Cavor me dijo que deseaba alterar nuestra carrera algo, dejando a la tierra atraernos por un momento: iba a abrir la ventana del Este durante treinta segundos. Me previno que eso me haría dar vueltas la cabeza, y me aconsejó que extendiera las manos, hacia el vidrio, para amortiguar mi caída. Hice lo que me decía, y apoyé los pies en los bultos de comestibles y cilindros de aire, para impedir que me cayeran encima. En ese momento, con un chasquido, se abrió bruscamente la ventana; yo caí como un fardo, de cara y protegiéndome con las manos, y durante un momento, por entre mis negros, apartados dedos, vi a nuestra madre tierra, un planeta en un firmamento que se extendía hacia abajo.
Estábamos todavía muy cerca —Cavor me dijo que la distancia era quizás unas ochocientas millas—, y el enorme disco terrestre llenaba todo el cielo; pero ya se veía con claridad que el mundo era un globo. La parte del planeta que miraba hacia nosotros parecía vaga, confusa; pero, hacia el Oeste, las vastas sábanas grises del Atlántico, bajo la luz moribunda del día, brillaban como plata derretida. Creo que reconocí las costas de Francia, de España y del Sur de Inglaterra, cuyos contornos se dibujaban como nubes en el firmamento; luego, con otro chasquido, la ventana se volvió a cerrar, y me encontré en un estado de extraordinaria confusión, deslizándome lentamente por el suave vidrio.
Cuando las cosas recuperaron su posición en mi cerebro, me pareció completamente fuera de duda y cuestión, que la luna estaba «abajo», y bajo mis pies, y que la tierra estaba allá, en el nivel del horizonte; la tierra que había estado «abajo» para mí y para mis semejantes desde el principio de la existencia.
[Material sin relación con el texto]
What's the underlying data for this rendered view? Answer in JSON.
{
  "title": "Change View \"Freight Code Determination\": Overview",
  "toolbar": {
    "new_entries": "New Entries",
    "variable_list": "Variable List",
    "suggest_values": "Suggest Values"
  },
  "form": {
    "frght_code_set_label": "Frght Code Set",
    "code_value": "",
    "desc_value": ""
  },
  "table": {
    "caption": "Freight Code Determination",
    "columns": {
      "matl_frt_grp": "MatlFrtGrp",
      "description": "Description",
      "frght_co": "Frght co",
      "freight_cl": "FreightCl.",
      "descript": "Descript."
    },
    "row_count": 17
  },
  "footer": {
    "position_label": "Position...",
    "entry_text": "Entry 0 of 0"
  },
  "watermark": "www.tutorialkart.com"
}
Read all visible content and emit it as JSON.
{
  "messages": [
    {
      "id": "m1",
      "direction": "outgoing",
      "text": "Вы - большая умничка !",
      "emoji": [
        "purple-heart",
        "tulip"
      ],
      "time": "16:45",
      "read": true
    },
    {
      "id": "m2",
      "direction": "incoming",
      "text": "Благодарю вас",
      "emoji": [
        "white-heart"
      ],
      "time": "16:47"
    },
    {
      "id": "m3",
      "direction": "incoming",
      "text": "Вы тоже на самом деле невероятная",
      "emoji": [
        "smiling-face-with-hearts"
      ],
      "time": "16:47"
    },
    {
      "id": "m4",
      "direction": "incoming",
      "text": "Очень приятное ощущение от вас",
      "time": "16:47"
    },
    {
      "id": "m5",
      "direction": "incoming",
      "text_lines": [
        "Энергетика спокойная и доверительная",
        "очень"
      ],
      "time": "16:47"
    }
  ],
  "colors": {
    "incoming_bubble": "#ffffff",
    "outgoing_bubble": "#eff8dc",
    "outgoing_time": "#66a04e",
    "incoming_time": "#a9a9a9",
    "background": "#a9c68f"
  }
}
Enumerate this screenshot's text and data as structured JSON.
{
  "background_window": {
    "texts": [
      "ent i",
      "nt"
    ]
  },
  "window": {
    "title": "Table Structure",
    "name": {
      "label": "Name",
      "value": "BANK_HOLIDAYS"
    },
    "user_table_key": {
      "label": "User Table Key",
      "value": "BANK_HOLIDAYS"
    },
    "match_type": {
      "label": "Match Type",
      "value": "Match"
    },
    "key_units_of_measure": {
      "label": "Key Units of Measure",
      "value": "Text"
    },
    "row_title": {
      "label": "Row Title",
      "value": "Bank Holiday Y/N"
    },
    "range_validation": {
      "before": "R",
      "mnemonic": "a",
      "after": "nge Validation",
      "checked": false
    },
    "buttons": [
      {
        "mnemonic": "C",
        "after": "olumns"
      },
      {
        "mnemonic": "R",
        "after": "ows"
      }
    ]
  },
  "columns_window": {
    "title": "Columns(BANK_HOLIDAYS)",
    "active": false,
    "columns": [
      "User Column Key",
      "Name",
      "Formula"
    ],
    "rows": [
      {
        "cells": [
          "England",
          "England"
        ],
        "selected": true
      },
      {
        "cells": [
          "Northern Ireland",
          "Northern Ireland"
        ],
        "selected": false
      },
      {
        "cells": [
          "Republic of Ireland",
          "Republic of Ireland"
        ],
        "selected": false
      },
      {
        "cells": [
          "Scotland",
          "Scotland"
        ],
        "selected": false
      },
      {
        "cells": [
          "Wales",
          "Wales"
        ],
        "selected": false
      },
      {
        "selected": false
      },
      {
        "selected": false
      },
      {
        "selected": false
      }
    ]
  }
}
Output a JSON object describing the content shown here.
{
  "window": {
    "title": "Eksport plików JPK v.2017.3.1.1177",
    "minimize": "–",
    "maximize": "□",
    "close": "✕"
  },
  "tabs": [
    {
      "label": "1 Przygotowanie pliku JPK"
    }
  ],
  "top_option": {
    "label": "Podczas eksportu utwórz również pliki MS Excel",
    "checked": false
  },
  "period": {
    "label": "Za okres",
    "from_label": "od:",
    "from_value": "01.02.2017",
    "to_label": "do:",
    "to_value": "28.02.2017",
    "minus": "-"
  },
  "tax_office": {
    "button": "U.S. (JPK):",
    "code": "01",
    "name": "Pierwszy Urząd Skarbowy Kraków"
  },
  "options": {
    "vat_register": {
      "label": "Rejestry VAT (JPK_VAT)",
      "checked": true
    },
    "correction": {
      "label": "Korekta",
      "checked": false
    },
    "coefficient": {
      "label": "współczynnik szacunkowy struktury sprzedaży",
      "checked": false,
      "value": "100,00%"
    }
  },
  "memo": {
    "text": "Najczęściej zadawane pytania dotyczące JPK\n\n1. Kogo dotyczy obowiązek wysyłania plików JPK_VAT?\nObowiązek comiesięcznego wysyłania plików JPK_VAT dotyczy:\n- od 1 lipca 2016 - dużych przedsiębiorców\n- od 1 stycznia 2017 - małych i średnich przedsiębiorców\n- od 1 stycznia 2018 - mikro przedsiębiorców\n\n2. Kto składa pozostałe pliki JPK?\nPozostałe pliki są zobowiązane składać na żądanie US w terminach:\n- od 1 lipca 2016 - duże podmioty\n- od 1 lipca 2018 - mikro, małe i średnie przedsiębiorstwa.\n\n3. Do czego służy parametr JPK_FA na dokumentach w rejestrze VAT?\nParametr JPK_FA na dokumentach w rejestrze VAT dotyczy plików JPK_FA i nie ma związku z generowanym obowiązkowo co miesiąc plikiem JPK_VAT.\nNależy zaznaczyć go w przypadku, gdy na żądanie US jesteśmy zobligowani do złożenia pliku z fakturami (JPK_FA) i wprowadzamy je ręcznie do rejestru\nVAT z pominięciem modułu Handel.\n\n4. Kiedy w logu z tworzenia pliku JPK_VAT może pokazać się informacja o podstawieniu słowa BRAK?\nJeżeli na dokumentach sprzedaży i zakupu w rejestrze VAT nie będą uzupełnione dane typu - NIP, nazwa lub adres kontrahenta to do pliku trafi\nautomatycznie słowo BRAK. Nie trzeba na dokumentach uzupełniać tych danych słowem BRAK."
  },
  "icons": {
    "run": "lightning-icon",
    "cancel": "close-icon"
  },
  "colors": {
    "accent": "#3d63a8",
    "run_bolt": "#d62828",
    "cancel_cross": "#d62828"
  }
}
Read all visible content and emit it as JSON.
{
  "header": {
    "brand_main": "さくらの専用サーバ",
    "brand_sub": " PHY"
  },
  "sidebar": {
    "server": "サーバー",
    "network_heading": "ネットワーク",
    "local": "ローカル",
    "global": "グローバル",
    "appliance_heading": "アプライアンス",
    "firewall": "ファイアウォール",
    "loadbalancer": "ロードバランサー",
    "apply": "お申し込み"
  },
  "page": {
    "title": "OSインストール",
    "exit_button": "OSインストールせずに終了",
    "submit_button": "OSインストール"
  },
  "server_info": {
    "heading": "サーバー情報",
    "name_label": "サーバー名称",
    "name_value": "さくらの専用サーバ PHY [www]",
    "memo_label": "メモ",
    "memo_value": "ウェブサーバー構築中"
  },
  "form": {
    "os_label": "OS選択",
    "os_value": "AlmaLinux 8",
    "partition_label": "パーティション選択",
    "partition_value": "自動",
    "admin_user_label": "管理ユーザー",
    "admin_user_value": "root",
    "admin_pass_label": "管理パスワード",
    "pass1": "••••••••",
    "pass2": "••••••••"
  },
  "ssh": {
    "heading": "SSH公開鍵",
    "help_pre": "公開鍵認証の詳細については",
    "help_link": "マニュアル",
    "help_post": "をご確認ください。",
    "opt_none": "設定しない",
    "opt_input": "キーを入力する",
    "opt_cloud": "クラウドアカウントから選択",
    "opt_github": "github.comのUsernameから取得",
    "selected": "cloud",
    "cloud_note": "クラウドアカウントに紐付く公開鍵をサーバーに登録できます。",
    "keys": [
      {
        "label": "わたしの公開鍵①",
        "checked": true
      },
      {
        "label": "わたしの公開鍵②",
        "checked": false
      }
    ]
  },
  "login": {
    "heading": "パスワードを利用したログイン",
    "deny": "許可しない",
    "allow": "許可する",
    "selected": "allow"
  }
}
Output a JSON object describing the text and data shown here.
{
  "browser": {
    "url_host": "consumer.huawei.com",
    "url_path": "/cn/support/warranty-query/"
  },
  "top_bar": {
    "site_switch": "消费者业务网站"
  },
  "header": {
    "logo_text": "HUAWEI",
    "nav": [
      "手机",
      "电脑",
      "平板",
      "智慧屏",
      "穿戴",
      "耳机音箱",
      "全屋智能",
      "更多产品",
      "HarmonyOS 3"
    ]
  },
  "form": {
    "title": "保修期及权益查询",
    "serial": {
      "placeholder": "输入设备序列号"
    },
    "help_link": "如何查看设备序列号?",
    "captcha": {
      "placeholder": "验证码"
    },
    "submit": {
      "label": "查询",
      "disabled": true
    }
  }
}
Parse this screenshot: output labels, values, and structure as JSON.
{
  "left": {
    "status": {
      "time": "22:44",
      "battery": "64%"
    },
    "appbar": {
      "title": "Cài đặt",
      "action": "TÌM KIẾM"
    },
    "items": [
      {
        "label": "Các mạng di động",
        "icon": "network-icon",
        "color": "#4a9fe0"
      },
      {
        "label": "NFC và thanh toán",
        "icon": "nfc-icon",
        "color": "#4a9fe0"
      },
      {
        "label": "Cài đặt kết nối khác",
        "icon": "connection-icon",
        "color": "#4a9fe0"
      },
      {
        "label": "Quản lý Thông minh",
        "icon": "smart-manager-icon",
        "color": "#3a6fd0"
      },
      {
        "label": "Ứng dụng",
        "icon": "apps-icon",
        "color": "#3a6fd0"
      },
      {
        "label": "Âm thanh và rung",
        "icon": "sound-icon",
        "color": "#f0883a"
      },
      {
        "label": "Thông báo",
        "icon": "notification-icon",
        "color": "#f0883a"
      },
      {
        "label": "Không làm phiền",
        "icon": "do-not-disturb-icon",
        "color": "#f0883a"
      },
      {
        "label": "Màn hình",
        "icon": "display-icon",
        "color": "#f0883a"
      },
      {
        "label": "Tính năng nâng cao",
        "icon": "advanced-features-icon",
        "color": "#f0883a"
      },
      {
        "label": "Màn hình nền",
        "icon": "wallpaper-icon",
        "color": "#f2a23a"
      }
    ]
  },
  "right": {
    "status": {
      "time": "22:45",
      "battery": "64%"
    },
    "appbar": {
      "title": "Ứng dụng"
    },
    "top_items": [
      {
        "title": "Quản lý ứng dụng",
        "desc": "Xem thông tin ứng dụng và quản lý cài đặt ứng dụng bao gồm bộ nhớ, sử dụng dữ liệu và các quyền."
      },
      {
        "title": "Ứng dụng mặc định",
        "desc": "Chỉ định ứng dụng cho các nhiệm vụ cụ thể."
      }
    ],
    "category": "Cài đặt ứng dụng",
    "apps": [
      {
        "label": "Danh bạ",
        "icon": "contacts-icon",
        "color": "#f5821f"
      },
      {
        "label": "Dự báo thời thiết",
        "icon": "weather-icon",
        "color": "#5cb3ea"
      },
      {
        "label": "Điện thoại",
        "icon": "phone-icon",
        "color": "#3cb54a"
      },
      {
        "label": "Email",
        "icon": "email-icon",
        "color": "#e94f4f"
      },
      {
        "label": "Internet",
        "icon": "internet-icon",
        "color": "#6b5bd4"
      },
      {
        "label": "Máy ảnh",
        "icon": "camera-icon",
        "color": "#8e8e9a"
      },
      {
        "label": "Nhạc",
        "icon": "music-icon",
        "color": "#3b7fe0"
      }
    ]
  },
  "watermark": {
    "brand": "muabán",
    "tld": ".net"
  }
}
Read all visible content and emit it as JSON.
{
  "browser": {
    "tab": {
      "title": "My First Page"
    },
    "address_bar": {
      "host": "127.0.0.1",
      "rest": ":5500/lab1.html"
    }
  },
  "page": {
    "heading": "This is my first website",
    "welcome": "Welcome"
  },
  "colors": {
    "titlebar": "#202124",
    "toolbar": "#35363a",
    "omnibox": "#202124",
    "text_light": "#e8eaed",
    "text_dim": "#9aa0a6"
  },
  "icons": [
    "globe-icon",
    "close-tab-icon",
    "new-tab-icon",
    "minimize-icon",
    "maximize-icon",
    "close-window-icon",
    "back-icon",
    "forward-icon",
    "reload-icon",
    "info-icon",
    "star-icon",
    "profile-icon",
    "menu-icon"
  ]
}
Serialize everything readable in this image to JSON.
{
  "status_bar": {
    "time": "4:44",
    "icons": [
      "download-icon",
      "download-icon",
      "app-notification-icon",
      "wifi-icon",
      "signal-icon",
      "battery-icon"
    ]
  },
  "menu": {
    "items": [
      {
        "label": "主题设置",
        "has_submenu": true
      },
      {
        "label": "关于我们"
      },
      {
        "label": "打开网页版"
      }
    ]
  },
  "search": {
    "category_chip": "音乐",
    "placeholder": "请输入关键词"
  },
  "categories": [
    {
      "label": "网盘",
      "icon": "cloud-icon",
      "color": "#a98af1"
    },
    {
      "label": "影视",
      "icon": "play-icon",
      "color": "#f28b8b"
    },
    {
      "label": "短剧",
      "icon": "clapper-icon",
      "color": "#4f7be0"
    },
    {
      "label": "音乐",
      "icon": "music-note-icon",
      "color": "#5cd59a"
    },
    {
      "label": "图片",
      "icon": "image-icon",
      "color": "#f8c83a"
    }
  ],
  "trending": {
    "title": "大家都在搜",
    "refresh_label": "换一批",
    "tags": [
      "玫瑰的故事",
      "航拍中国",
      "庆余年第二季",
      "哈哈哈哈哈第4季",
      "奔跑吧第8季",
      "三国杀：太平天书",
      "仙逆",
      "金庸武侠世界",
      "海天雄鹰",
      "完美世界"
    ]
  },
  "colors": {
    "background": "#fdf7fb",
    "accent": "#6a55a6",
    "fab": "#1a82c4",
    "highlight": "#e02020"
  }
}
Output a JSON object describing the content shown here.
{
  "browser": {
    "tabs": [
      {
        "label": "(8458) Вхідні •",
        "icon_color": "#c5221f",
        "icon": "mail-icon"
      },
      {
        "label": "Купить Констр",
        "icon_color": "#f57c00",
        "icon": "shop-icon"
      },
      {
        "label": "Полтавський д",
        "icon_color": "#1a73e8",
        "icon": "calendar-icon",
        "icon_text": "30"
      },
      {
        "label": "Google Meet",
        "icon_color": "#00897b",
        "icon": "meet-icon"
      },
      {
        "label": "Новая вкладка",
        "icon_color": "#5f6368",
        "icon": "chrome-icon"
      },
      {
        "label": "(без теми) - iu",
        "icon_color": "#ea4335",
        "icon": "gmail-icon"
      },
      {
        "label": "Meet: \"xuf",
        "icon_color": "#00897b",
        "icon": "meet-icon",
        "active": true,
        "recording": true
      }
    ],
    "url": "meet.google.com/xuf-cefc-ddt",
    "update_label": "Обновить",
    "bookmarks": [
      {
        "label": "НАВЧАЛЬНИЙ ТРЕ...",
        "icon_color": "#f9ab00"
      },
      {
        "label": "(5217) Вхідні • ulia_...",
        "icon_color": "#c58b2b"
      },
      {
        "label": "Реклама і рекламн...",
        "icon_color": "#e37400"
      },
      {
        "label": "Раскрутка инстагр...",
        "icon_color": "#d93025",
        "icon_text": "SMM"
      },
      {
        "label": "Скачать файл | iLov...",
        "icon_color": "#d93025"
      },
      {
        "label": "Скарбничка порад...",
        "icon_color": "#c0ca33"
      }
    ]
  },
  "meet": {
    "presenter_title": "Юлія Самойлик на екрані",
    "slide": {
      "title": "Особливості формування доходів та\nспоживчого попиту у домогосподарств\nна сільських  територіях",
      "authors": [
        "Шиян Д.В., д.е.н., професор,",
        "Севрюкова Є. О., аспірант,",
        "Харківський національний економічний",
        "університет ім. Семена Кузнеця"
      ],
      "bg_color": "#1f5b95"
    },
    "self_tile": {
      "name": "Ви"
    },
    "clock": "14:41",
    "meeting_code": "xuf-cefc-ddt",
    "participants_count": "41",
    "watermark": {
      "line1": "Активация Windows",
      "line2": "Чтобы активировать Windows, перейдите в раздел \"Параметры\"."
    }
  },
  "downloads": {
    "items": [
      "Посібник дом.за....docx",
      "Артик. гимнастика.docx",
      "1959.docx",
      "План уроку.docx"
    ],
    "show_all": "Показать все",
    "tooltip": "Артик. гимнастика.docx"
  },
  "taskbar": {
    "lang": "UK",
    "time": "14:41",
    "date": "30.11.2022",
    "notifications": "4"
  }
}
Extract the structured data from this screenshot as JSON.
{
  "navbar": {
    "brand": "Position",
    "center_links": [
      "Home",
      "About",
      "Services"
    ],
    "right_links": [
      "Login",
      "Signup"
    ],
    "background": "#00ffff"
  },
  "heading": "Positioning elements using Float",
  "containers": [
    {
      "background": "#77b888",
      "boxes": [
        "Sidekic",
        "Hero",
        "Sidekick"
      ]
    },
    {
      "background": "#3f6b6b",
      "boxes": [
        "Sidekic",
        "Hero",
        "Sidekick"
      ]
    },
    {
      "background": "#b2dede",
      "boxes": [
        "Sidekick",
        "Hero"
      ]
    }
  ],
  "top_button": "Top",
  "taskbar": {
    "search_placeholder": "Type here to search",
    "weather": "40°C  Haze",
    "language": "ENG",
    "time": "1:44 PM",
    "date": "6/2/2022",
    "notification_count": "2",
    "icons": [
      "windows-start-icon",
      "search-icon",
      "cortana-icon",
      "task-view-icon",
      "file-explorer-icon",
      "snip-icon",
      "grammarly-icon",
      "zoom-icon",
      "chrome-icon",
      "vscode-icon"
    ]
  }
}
Tan pequeño era el esfuerzo que teníamos que hacer, la anulación positiva de nuestro peso hacía tan fácil lo que nosotros teníamos que hacer, que durante cerca de seis horas transcurridas desde que habíamos partido, no se nos ocurrió la idea de tomar ningún refrigerio: seis horas era el tiempo señalado por el cronómetro de Cavor.
Y aun entonces, con muy poco quedé satisfecho. Cavor examinó el aparato de absorción del ácido carbónico y del agua, y lo declaró en condiciones satisfactorias: nuestro consumo de oxígeno había sido extraordinariamente pequeño. Y como nuestra conversación se había agotado por el momento, y nada teníamos ya que hacer, nos entregamos al extraño sopor que nos había invadido: extendimos nuestras frazadas en el fondo de la esfera, para impedir, lo más que fuese posible, que entrara la luz de la luna nos, dimos las buenas noches, y casi inmediatamente nos quedamos dormidos.
Y así, durmiendo y a veces hablando y leyendo un poco, y a veces comiendo, aunque sin apetito vivo[1] pero en la mayor parte del tiempo en un deliquio que no era estar despierto ni dormido, caímos y caímos, durante un espacio de tiempo que no tenía día ni noche, silenciosa, suave, rápidamente hacia abajo, hacia la luna.